As part of the agreement, which includes £1bn extra funding for Northern Ireland, a ‘detailed’ report will be commissioned in to the impact of VAT and air passenger duty on tourism.
Restaurants and hotels in Northern Ireland are subject to the UK’s 20% tourism tax rate, which they say puts them at a competitive disadvantage against their neighbours in the Republic of Ireland, who pay 9%.
Air passenger duty is £13 from Northern Ireland for short haul flights, compared to zero for the Republic of Ireland.
Research by the Northern Ireland Hotels Federation estimates that failing to reduce the rate of tourism tax could cost the Northern Irish economy £132m from 2015-2020.

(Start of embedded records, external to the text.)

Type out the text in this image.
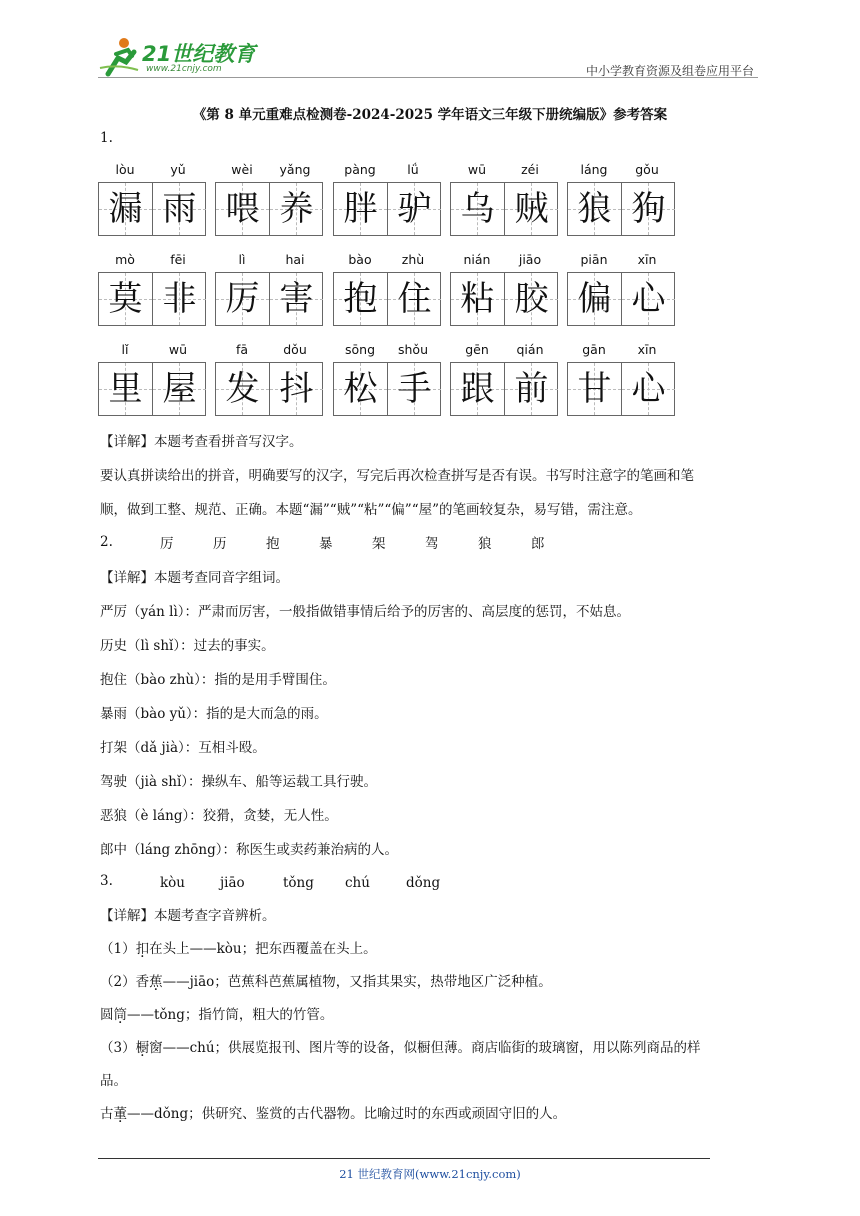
21世纪教育
www.21cnjy.com	中小学教育资源及组卷应用平台
《第 8 单元重难点检测卷-2024-2025 学年语文三年级下册统编版》参考答案
1.
lòu	yǔ
漏 雨
wèi	yǎng
喂 养
pàng	lǘ
胖 驴
wū	zéi
乌 贼
láng	gǒu
狼 狗
mò	fēi
莫 非
lì	hai
厉 害
bào	zhù
抱 住
nián	jiāo
粘 胶
piān	xīn
偏 心
lǐ	wū
里 屋
fā	dǒu
发 抖
sōng	shǒu
松 手
gēn	qián
跟 前
gān	xīn
甘 心
【详解】本题考查看拼音写汉字。
要认真拼读给出的拼音，明确要写的汉字，写完后再次检查拼写是否有误。书写时注意字的笔画和笔
顺，做到工整、规范、正确。本题“漏”“贼”“粘”“偏”“屋”的笔画较复杂，易写错，需注意。
2.	厉	历	抱	暴	架	驾	狼	郎
【详解】本题考查同音字组词。
严厉（yán lì）：严肃而厉害，一般指做错事情后给予的厉害的、高层度的惩罚，不姑息。
历史（lì shǐ）：过去的事实。
抱住（bào zhù）：指的是用手臂围住。
暴雨（bào yǔ）：指的是大而急的雨。
打架（dǎ jià）：互相斗殴。
驾驶（jià shǐ）：操纵车、船等运载工具行驶。
恶狼（è láng）：狡猾，贪婪，无人性。
郎中（láng zhōng）：称医生或卖药兼治病的人。
3.	kòu	jiāo	tǒng	chú	dǒng
【详解】本题考查字音辨析。
（1）扣在头上——kòu；把东西覆盖在头上。
（2）香蕉——jiāo；芭蕉科芭蕉属植物，又指其果实，热带地区广泛种植。
圆筒——tǒng；指竹筒，粗大的竹管。
（3）橱窗——chú；供展览报刊、图片等的设备，似橱但薄。商店临街的玻璃窗，用以陈列商品的样
品。
古董——dǒng；供研究、鉴赏的古代器物。比喻过时的东西或顽固守旧的人。
21 世纪教育网(www.21cnjy.com)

The new governemnt study will recommend how best to ‘build upon the growing success’ of the hospitality and tourism sector.
“I am confident the findings of this consultation will show that Tourism VAT should be reduced to 5% across every part of the UK, creating 121,000 jobs, increasing UK export earnings from tourism and bringing in £4.6bn to the Treasury over 10 years,” says Dermot King, chairman of the Campaign to Cut Tourism VAT.
“The benefits would be felt most keenly in coastal and rural areas in need of regeneration.”
The British Hospitality Association (BHA) added that it was ‘looking forward’ to working with the Treasury on the report.